Now I have to say everyone was extremely nice, ever so professional and did everything possible to make me happy. I was starting to wonder if there was a flag on my chart because I had called the hospital to let them know about my last visit and how concerned some of the events had made me. I was treated very well. It was the next morning before I had my MRI as the ER was very busy that night with emergencies. They kept me comfortable with Morphine for the pain and Zofram for the nausea. They fed me and kept me hydrated. By Tuesday morning my headache wasn’t so bad and I had been examined by dozens of physicians, new and old and they each had their own idea what might be causing my headaches. They came to get me for my MRI. Now this was my first MRI of my brain and although I new it would be loud I had no idea how that would effect my headache. By the time I was done, about 45 mins in this banging machine with bright lights shining in your eyes I was in terrible pain. More morphine and zofram and I slept for a few hours.
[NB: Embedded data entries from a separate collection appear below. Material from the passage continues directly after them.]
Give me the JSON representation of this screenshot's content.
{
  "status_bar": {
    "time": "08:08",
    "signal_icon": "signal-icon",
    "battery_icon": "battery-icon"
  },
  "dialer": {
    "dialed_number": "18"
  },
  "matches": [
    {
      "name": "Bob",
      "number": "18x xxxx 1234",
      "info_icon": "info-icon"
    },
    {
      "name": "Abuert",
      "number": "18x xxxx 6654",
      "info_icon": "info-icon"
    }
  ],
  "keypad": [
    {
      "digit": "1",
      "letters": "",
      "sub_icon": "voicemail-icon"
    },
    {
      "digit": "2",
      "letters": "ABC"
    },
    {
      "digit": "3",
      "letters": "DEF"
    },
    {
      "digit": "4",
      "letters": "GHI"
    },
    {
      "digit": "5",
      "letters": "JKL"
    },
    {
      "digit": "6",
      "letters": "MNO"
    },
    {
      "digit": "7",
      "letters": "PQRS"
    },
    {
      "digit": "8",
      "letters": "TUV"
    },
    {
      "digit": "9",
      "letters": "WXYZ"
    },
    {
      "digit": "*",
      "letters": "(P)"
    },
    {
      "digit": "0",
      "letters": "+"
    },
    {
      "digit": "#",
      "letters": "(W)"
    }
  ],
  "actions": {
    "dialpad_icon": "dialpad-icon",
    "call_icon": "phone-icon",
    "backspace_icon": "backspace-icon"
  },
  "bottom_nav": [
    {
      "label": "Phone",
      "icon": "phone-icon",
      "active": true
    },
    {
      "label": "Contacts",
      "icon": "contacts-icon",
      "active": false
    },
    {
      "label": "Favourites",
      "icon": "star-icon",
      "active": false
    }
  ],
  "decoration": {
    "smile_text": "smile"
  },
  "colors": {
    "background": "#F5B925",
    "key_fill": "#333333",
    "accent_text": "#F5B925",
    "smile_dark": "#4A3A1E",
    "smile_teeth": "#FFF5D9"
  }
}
Eventually I got my results and my MRI was normal, so it is either the Taxol, the Neulasta shot, or new onset migraines. They sent me home with a prescription for Imetrex after an EKG to make sure my heart could take it. I was very glad to see my bed and be at home. I’m happy to say my headache is gone today and my only issue is constipation from all that morphine…heh if it isn’t one thing it’s another.
I only have three more chemotherapy visits and then a few weeks off for good behavior and then my surgery. My wonderful sister is coming back to do chemo number 7 with me and my lovely parents are driving up to do the last one with me before driving me down to my sons graduation from Officer Training School. I’m feeling very positive and extremely lucky to have such a great support system in my family, friends, coworkers and my steadfast partner Telle. So many people do not have this kind of great support and love from so many people and I honestly feel this is what is going to push me over the top and lead me to a cancer free life.
I know my family worries about me with all these little events that keep happening and the wonderful thing about that is that I have someone there to worry about me. I love you all so very much and I have to say that all your support has made this cancer an actual blessing instead of a curse. I have never felt so loved, so cared about and so important. Thank you for being there for me, thank you from the very depth of my heart. No matter what happens in the end, I feel like the luckiest girl in the whole wide world!